In the Seattle area, digital workers are plentiful, but the acute shortage is skilled tradesmen. Plumbers, electricians, carpenters, construction workers, or really anyone with good hand skills and a responsible attitude are very hard to find, and expensive (the median wage is $38.47 an hour). However, it is the high incomes of the digital workers that finance the good-paying trade and construction jobs. There is an essential income transfer from the cutting-edge economy to the support economy and you see it everywhere in the high-tech city.

While digital workers would bring needed income and property tax revenues into the county, they would also add to the problems that come with development, which means increased pressure on existing infrastructure: roads, water, sewer, fire, police, medical, etc.

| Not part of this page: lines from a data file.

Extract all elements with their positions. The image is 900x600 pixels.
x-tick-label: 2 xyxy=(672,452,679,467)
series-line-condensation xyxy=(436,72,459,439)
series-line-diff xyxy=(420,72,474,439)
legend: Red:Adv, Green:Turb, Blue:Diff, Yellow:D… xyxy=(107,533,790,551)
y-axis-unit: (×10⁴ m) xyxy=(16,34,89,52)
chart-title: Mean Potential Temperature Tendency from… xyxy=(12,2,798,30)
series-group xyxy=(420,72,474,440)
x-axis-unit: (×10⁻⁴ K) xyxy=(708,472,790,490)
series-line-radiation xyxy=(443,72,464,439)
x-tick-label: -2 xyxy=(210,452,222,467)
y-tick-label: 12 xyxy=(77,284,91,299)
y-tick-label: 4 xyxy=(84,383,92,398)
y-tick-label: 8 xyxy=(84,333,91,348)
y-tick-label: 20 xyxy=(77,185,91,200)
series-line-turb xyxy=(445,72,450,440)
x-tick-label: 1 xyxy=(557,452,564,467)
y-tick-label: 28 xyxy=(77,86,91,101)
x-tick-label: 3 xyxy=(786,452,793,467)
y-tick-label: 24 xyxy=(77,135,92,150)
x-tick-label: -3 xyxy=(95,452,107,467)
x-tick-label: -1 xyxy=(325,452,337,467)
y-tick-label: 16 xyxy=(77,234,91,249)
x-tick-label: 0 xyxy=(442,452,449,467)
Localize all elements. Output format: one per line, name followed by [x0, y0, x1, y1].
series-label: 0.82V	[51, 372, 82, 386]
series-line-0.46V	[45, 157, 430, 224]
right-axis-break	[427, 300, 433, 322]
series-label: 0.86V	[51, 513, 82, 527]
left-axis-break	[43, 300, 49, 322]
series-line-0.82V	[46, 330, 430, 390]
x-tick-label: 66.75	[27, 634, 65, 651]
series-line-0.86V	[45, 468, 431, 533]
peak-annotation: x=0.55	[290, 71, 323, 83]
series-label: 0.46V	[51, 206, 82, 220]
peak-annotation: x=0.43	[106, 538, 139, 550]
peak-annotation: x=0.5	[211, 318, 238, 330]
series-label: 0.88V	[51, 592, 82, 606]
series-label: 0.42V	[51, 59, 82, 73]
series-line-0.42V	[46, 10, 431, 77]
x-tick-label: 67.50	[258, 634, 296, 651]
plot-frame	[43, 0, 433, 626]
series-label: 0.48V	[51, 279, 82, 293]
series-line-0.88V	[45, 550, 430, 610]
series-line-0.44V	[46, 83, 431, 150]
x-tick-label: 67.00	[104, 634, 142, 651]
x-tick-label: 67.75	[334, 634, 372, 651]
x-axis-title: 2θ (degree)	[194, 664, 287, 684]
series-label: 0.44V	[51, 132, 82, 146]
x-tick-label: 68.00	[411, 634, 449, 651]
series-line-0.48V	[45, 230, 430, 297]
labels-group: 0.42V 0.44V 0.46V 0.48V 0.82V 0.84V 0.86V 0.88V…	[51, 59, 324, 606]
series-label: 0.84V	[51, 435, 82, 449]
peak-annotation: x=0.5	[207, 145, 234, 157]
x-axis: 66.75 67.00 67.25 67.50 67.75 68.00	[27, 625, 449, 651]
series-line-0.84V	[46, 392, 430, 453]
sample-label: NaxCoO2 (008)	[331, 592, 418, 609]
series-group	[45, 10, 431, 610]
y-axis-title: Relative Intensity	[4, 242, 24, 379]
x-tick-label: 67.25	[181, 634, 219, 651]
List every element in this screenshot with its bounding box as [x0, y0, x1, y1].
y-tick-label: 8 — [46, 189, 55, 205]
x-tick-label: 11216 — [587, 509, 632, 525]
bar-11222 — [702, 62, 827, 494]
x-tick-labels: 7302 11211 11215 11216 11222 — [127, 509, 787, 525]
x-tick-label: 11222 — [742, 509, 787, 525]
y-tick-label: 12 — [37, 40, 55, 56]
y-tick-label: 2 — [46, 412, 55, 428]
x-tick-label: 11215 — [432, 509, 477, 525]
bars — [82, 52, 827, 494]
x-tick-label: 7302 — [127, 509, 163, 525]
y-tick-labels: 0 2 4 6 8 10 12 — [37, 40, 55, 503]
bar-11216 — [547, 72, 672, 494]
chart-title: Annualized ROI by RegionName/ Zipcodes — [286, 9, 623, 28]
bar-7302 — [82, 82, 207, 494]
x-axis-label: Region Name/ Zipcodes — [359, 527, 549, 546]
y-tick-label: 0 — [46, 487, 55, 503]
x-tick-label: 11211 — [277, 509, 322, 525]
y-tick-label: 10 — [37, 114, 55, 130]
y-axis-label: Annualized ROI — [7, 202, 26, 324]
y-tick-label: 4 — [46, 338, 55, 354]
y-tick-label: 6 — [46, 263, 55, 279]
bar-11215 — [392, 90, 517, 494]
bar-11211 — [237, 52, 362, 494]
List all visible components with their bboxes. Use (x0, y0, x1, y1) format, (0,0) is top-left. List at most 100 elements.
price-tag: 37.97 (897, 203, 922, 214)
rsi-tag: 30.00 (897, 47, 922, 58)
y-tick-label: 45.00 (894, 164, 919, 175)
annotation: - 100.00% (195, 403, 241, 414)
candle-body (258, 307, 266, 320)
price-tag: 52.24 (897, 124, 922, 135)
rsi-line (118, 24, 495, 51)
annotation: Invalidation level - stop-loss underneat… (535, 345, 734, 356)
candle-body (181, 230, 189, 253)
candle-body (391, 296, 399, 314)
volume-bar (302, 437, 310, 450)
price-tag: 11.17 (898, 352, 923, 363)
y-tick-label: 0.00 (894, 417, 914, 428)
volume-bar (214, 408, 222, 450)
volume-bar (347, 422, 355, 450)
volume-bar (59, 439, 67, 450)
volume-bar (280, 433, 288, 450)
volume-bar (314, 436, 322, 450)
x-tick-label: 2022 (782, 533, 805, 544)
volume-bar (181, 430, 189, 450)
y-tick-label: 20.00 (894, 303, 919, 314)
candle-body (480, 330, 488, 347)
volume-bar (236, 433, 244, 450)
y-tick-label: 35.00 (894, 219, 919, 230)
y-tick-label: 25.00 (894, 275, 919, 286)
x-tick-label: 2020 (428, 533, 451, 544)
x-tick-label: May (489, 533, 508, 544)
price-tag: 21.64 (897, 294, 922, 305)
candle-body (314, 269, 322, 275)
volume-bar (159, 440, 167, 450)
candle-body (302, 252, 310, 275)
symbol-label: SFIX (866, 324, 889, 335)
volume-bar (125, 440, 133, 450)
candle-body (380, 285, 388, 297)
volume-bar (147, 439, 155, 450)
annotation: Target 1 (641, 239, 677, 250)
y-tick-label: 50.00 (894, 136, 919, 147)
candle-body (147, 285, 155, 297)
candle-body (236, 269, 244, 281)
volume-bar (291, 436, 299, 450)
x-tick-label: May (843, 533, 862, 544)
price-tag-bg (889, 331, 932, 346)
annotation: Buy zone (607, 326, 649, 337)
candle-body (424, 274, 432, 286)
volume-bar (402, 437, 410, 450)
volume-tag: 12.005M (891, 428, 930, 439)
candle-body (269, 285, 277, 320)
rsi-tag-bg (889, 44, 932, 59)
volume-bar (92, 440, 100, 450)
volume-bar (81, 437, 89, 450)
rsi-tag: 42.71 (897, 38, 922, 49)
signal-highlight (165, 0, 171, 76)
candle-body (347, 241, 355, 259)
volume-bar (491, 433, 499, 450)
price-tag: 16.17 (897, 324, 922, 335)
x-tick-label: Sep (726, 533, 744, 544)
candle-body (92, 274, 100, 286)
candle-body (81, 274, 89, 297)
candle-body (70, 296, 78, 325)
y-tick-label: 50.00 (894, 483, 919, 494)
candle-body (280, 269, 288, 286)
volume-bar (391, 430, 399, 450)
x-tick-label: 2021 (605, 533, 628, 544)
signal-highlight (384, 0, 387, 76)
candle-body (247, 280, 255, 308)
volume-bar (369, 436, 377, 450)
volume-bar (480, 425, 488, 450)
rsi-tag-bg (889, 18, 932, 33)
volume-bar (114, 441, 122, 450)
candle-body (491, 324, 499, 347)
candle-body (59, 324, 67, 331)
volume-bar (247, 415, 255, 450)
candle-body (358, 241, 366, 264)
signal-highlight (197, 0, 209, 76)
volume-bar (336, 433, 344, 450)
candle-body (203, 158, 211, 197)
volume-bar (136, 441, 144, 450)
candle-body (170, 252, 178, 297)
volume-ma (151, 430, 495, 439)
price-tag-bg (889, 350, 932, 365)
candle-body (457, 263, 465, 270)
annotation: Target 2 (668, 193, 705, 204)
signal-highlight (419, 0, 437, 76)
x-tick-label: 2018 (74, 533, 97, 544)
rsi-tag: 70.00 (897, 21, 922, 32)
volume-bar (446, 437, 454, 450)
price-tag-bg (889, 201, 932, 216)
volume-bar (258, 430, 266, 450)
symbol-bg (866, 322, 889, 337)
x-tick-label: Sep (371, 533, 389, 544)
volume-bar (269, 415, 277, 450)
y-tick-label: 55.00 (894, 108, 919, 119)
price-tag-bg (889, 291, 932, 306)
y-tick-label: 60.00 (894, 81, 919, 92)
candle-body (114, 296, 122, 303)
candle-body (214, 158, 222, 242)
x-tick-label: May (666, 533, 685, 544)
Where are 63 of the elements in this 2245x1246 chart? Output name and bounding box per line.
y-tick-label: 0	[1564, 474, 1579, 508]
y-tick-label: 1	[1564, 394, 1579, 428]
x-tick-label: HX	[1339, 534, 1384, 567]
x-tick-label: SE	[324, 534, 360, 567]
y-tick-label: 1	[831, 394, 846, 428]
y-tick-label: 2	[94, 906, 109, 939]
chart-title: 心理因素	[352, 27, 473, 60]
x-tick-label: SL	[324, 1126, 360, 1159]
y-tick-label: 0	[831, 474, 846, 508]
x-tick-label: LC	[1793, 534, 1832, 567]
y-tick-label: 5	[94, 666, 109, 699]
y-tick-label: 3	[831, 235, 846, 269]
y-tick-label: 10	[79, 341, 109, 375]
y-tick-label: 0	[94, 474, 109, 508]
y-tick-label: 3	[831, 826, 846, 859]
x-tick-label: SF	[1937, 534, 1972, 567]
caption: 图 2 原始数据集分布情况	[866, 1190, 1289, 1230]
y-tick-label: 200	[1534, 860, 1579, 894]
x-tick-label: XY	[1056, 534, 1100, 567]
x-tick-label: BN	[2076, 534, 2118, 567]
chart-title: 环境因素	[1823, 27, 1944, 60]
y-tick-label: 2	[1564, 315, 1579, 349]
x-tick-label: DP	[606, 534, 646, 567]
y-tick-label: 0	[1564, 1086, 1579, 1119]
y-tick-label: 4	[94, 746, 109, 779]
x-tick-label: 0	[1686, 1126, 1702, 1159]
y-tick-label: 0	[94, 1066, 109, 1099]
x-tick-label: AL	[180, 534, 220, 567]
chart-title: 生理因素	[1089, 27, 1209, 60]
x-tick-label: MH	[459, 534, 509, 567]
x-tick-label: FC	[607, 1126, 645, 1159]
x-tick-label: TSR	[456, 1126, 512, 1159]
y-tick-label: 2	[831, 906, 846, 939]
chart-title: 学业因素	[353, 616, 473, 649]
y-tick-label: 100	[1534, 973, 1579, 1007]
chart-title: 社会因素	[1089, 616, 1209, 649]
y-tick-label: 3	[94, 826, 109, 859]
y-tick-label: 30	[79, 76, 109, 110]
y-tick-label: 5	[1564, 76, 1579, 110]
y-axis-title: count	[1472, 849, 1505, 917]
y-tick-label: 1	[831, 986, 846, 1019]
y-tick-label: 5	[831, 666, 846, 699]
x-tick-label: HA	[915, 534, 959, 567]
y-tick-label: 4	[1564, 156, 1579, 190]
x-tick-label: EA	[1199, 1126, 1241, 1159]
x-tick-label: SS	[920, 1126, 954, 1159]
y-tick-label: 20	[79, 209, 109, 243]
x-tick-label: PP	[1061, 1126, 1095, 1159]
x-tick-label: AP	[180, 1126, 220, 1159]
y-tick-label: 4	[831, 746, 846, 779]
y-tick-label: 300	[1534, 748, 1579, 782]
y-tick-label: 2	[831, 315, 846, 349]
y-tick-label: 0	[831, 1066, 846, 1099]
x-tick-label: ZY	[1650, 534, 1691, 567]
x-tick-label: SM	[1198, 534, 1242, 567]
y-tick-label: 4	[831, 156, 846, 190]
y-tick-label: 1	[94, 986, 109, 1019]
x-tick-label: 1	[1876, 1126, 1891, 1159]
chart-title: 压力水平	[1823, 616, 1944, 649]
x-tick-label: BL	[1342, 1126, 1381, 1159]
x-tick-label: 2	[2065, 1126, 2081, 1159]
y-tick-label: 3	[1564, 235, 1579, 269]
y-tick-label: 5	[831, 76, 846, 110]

But that is the nature of economic growth: You can’t have growth without the complexity.

Some of the physical beauty of the valley would be lost as the number of buildings grow on the landscape. Remember what the drive between Enterprise and Joseph looked like? It was all farm fields at one time.

One of the most important issues is, would these formerly urban people meld with the ethos of a rural community? Generally these people are not far-right conservatives nor far-left liberals; mostly they are independents or moderates. Socially, they tend to be creative people that get involved in community activities. How would they do in an isolated area with hard winters? This is a topic for a different essay.

If the standard of living in the county is to be raised, the economic infusion will have to come from outside the county. Can an influx of digital families be part of this solution? I don’t know, but trends indicate it may be coming, so the county needs to start long-range planning to guide development in the direction that best preserves the county’s way of life.